Le racisme


Par Gábor Loránd du Lycée Apaczai cesre Janos de Cluj (Roumanie)

Quand nous écrivons, pratiquement nous projetons le noir sur le blanc, Mais au cours de l’histoire c’étaient toujours les Blancs qui « se projetaient » sur les Noirs.

On enseigne aux Européens un point de vue qui est presqu’égal a l’idéologie d’Hitler, seulement dans ce cas-ci c’est la couleur de la peau qui fait la différence. Les personnes blanches jouissent de priorité en tout, mais elles nient cela et elles s’attendent a ce qu’elles soient toujours dorlotées et encouragées .Les Européens moyens ne voient pas de difference entre un mendiant et un tzigane qui sont proscrits a cause de la couleur de leur peau.

Au 20 ème siecle, aux Etats-Unis il y avait des toilettes séparees pour les Blancs et pour les Noirs. Les Noirs étaient mis au ban de la société parce que la couleur de leur peau était différente.

L’intolérant pouvait demander : A quoi sont bonnes ces personnes noires sinon a l’esclavage ?

Je vous présente rapidement la hierarchie d’Orwell telle qu’elle apparait dans son roman intitule “1984” : des personnes de taille petite, moyennes ou grandes, ou chromatiquement des Noirs , des Blancs et des Blancs.Pour le Noir nous appliquous le “status quo” , l’esclavage , mais la porte de la terre promise s’ouvre devant chaque Blanc.

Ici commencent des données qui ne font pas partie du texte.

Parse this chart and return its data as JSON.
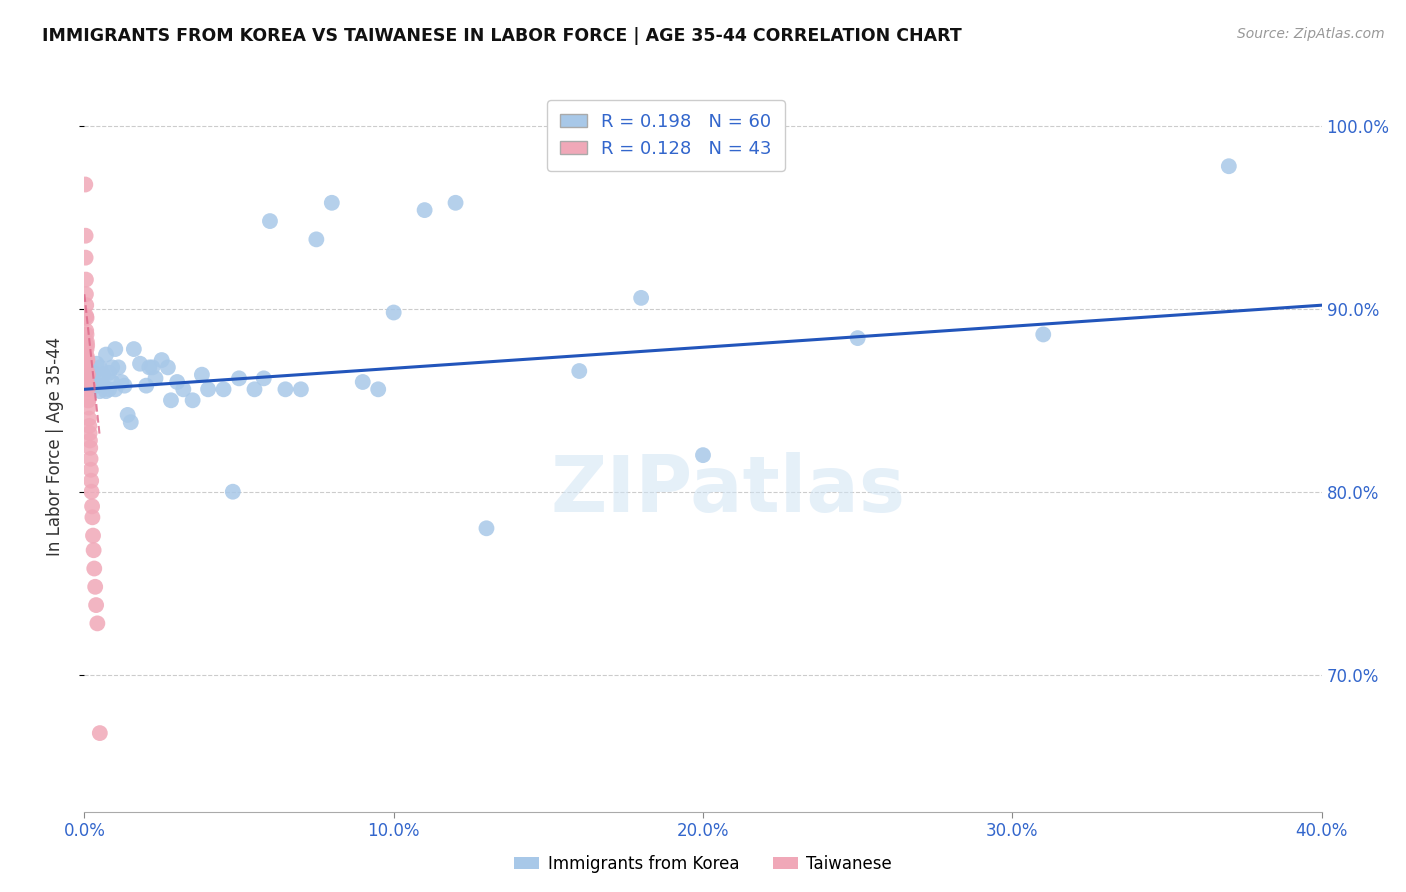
{
  "title": "IMMIGRANTS FROM KOREA VS TAIWANESE IN LABOR FORCE | AGE 35-44 CORRELATION CHART",
  "source": "Source: ZipAtlas.com",
  "ylabel": "In Labor Force | Age 35-44",
  "xmin": 0.0,
  "xmax": 0.4,
  "ymin": 0.625,
  "ymax": 1.025,
  "korea_R": 0.198,
  "korea_N": 60,
  "taiwan_R": 0.128,
  "taiwan_N": 43,
  "korea_color": "#a8c8e8",
  "taiwan_color": "#f0a8b8",
  "korea_line_color": "#2255bb",
  "taiwan_line_color": "#dd6688",
  "watermark": "ZIPatlas",
  "legend_korea_label": "Immigrants from Korea",
  "legend_taiwan_label": "Taiwanese",
  "korea_scatter_x": [
    0.001,
    0.002,
    0.003,
    0.003,
    0.004,
    0.004,
    0.005,
    0.005,
    0.005,
    0.006,
    0.006,
    0.007,
    0.007,
    0.008,
    0.008,
    0.009,
    0.009,
    0.01,
    0.01,
    0.011,
    0.012,
    0.013,
    0.014,
    0.015,
    0.016,
    0.018,
    0.02,
    0.021,
    0.022,
    0.023,
    0.025,
    0.027,
    0.028,
    0.03,
    0.032,
    0.035,
    0.038,
    0.04,
    0.045,
    0.048,
    0.05,
    0.055,
    0.058,
    0.06,
    0.065,
    0.07,
    0.075,
    0.08,
    0.09,
    0.095,
    0.1,
    0.11,
    0.12,
    0.13,
    0.16,
    0.18,
    0.2,
    0.25,
    0.31,
    0.37
  ],
  "korea_scatter_y": [
    0.86,
    0.862,
    0.858,
    0.865,
    0.858,
    0.87,
    0.855,
    0.862,
    0.868,
    0.858,
    0.864,
    0.855,
    0.875,
    0.856,
    0.865,
    0.86,
    0.868,
    0.856,
    0.878,
    0.868,
    0.86,
    0.858,
    0.842,
    0.838,
    0.878,
    0.87,
    0.858,
    0.868,
    0.868,
    0.862,
    0.872,
    0.868,
    0.85,
    0.86,
    0.856,
    0.85,
    0.864,
    0.856,
    0.856,
    0.8,
    0.862,
    0.856,
    0.862,
    0.948,
    0.856,
    0.856,
    0.938,
    0.958,
    0.86,
    0.856,
    0.898,
    0.954,
    0.958,
    0.78,
    0.866,
    0.906,
    0.82,
    0.884,
    0.886,
    0.978
  ],
  "taiwan_scatter_x": [
    0.0003,
    0.0004,
    0.0004,
    0.0005,
    0.0005,
    0.0006,
    0.0006,
    0.0006,
    0.0007,
    0.0007,
    0.0007,
    0.0008,
    0.0008,
    0.0008,
    0.0009,
    0.0009,
    0.001,
    0.001,
    0.001,
    0.0011,
    0.0011,
    0.0012,
    0.0012,
    0.0013,
    0.0014,
    0.0015,
    0.0016,
    0.0017,
    0.0018,
    0.0019,
    0.002,
    0.0021,
    0.0022,
    0.0023,
    0.0025,
    0.0026,
    0.0028,
    0.003,
    0.0032,
    0.0035,
    0.0038,
    0.0042,
    0.005
  ],
  "taiwan_scatter_y": [
    0.968,
    0.94,
    0.928,
    0.916,
    0.908,
    0.902,
    0.896,
    0.888,
    0.895,
    0.886,
    0.878,
    0.882,
    0.874,
    0.866,
    0.88,
    0.872,
    0.872,
    0.864,
    0.856,
    0.864,
    0.858,
    0.858,
    0.85,
    0.85,
    0.846,
    0.84,
    0.836,
    0.832,
    0.828,
    0.824,
    0.818,
    0.812,
    0.806,
    0.8,
    0.792,
    0.786,
    0.776,
    0.768,
    0.758,
    0.748,
    0.738,
    0.728,
    0.668
  ],
  "yticks": [
    0.7,
    0.8,
    0.9,
    1.0
  ],
  "ytick_labels": [
    "70.0%",
    "80.0%",
    "90.0%",
    "100.0%"
  ],
  "xticks": [
    0.0,
    0.1,
    0.2,
    0.3,
    0.4
  ],
  "xtick_labels": [
    "0.0%",
    "10.0%",
    "20.0%",
    "30.0%",
    "40.0%"
  ],
  "korea_trendline_x": [
    0.0,
    0.4
  ],
  "korea_trendline_y": [
    0.856,
    0.902
  ],
  "taiwan_trendline_x": [
    0.0,
    0.005
  ],
  "taiwan_trendline_y": [
    0.908,
    0.83
  ]
}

Si nous analysons attentivement le masque qui porte le nom de Racisme , a la premiere vue nous allons avoir l’impression qu’on a commis une erreur : le visage blanc est trés robuste, avec de fortes lèvres comme le visage d’un Afro-Americain tandis que le visage noir est représenté  presque comme le visage d’un enfant.

Les Blancs voudraient être les “ubermench” de l’humanité bien qu’ils commettent des choses horribles, on leur pardonne toujours, leurs blessures sont traitées avec un plâtre imaginaire. Et les Noirs qu’obtiennent-ils ? Leur “status quo”.

c’est le travail , leur uniforme est le jean.

Orwell a ecrit  :” Of the three groups , only the Low are never even temporarily successful in achieving their goals.It would be an exaggeration to say that throughout history there has been no progress of  a material kind.Even today , in a period of decline , the average human being is physically better off than he was a few centuries ago.But no advance in wealth , no softening of manners , no reform or revolution has ever brought human equality a millimetre nearer.From the point of view of the Low , no historic change has ever meant much more than a change in the name of thier masters.”

Les Européens apprennent très facilement la stupidité et la haine à partir du nationalisme jusqu’à l’antisémitisme.

Les medias nous rendent aveugles très facilement bien qu’ils affirment juste le contraire , a savoir qu’ils nous aident a comprendre mieux et a voir plus clairement.

C’est difficile d’ouvrir les yeux, on se sent incapable de faire cela, bien que la seule chose qui les maintienne fermes soit l’incapacité d’être tolérant. Peut-être le meilleur point de départ est Dieu, l’amour.